¿Qué escribe el que lee? ¿Qué lee el que escribe? Dos preguntas intercambiables que implican una banda de moebius entre lo que se escribe y la lectura. Como las manos de M. C. Escher (“Manos dibujando”, 1948), encontrándose en el papel y sobresaliendo del mismo para trazarse. Barthes decía que con ciertos libros levantaba la cabeza, una forma de escribir en el aire lo leído, realizar el propio texto en la nebulosa de la lectura. De esta manera, podríamos empezar por una condición de lectura, la elevación, y una materialidad de la escritura, el trazado. ¿Qué escribe entonces el que lee? Sin duda su propio libro, cuya edición es muy particular. Se trata de una edición variable: el libro que escribe en el momento en que está leyendo, aquel que va incorporando a través de subrayados volátiles (levantamientos de cabeza). Como en Alicia en el país de las Maravillas, es un libro que puede cambiar su dimensión según los tiempos. O acaso, mutante lector, tus subrayados no cambian según las épocas. ¿No has experimentado en ciertas ocasiones resultarte absolutamente irreconocible en subrayados que hicieras en lecturas precedentes?, preguntarte: ¿qué significó para mí dicha frase?, ¿por qué marqué con un lápiz semejante sensiblería? O también la intriga de reencontrar el sentimiento de afinidad: algo de mí quedó oculto bajo ese subrayado… Y esta es otra cualidad de la edición del libro de la lectura: el esfumado de su significado. Más que un libro para la posteridad, es un libro propio, secreto, donde se cuecen los sentidos, y que flota como balsa en las aguas de la memoria, a la manera de Felisberto Hernández, un promotor de las ideas móviles ante la preponderancia de las fijas…
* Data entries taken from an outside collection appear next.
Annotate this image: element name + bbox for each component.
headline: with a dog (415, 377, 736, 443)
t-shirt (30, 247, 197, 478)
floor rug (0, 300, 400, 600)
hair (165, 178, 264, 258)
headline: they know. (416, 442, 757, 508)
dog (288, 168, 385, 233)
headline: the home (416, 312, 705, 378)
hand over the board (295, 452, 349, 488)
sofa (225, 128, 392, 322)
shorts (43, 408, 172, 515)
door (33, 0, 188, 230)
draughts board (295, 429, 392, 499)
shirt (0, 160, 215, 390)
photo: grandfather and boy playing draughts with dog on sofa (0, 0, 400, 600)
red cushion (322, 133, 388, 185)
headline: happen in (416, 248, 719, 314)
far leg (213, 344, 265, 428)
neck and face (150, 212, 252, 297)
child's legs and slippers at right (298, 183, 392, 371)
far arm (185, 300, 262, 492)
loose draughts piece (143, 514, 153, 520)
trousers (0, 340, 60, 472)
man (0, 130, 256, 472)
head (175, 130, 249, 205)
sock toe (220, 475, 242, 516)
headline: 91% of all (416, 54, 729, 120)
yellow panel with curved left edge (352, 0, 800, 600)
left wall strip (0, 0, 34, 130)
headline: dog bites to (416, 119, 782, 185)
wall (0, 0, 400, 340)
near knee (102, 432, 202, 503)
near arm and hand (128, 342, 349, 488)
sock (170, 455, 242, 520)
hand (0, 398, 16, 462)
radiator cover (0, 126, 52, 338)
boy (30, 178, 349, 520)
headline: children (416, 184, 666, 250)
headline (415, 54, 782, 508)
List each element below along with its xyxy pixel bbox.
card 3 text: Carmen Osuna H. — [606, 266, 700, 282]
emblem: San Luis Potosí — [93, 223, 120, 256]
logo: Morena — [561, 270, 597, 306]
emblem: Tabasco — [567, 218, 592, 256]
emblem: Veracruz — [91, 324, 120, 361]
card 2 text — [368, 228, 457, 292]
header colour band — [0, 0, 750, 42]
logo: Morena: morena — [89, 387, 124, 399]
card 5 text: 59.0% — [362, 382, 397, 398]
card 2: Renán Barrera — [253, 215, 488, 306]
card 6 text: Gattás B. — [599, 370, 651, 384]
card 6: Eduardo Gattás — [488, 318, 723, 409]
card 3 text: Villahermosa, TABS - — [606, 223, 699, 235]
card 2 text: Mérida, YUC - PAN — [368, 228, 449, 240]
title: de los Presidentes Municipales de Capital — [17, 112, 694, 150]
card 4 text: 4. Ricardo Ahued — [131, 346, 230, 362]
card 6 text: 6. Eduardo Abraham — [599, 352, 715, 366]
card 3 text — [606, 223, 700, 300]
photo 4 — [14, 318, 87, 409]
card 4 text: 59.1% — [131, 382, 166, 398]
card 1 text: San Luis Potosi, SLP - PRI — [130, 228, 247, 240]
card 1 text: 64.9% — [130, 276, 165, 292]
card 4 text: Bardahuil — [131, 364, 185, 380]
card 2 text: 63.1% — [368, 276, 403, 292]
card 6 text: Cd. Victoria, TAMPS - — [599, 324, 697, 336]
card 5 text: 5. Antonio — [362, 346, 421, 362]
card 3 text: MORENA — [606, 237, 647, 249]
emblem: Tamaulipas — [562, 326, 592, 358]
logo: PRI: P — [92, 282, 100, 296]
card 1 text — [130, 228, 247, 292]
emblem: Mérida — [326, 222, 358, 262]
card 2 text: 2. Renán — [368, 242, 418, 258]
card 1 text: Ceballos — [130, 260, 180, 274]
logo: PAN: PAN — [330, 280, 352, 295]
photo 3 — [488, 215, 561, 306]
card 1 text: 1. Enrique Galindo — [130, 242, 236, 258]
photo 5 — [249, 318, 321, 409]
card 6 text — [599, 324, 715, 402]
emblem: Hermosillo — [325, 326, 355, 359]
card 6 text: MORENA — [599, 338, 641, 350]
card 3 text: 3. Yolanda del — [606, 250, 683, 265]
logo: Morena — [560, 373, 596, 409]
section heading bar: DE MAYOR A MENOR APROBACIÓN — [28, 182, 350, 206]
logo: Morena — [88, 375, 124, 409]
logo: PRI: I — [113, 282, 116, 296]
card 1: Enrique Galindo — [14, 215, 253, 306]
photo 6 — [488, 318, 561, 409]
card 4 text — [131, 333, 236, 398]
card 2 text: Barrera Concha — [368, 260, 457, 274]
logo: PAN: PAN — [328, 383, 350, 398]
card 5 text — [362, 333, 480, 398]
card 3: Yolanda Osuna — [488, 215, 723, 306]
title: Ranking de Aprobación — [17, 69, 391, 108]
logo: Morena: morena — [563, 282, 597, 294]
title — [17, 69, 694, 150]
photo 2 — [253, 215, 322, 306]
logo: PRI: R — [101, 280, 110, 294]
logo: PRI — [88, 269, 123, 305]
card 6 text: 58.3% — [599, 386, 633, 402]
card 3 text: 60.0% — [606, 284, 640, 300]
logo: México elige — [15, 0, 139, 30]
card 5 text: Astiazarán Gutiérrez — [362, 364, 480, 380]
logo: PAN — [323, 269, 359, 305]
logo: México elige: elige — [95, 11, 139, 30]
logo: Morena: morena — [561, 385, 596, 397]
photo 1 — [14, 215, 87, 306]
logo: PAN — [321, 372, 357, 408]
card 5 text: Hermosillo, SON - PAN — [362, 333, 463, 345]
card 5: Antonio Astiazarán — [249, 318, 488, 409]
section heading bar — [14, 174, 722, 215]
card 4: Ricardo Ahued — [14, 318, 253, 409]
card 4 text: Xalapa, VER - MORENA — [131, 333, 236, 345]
La escritora rusa, Nina Berberova quiso establecer la lectura de su vida y tituló su biografía El subrayado es mío (1957). Claro que esa fue su vida “subrayada” a los cincuenta años. ¡Sería interesante pensar un escritor con varias autobiografías!
Pero volviendo al libro del lector, más allá de sus características intangibles, podríamos pensar su contenido como una suerte de caja de resonancias. Frases nubes que un día se enlazan con algún pájaro que sobrevuela nuestra mente, y otro se esfuman, y reaparecen bajo la forma de una pregunta. Porque así como le rehúyo a ciertas fijezas, tampoco me atraen las lecturas por identificación, o en todo caso, festejo aquellas que provocan una identificación inesperada; descubrir lo propio sin reconocerse. Ya no bajo el típico comentario de filiación, “ah, me pasa lo mismo que a este personaje” o “soy igual a”… etc. Que la lectura no sea un texto de ratificación, sino de asombro. Parecido a lo que le ocurre a León, el segundo amante de Madame Bovary, cuando le dice a Emma: “¿No le ha ocurrido algunas veces tropezarse en un libro con alguna idea vaga que se ha tenido, como una imagen borrosa que nos viene de lejos, algo así como la exposición completa de nuestros sentimientos más sutiles?”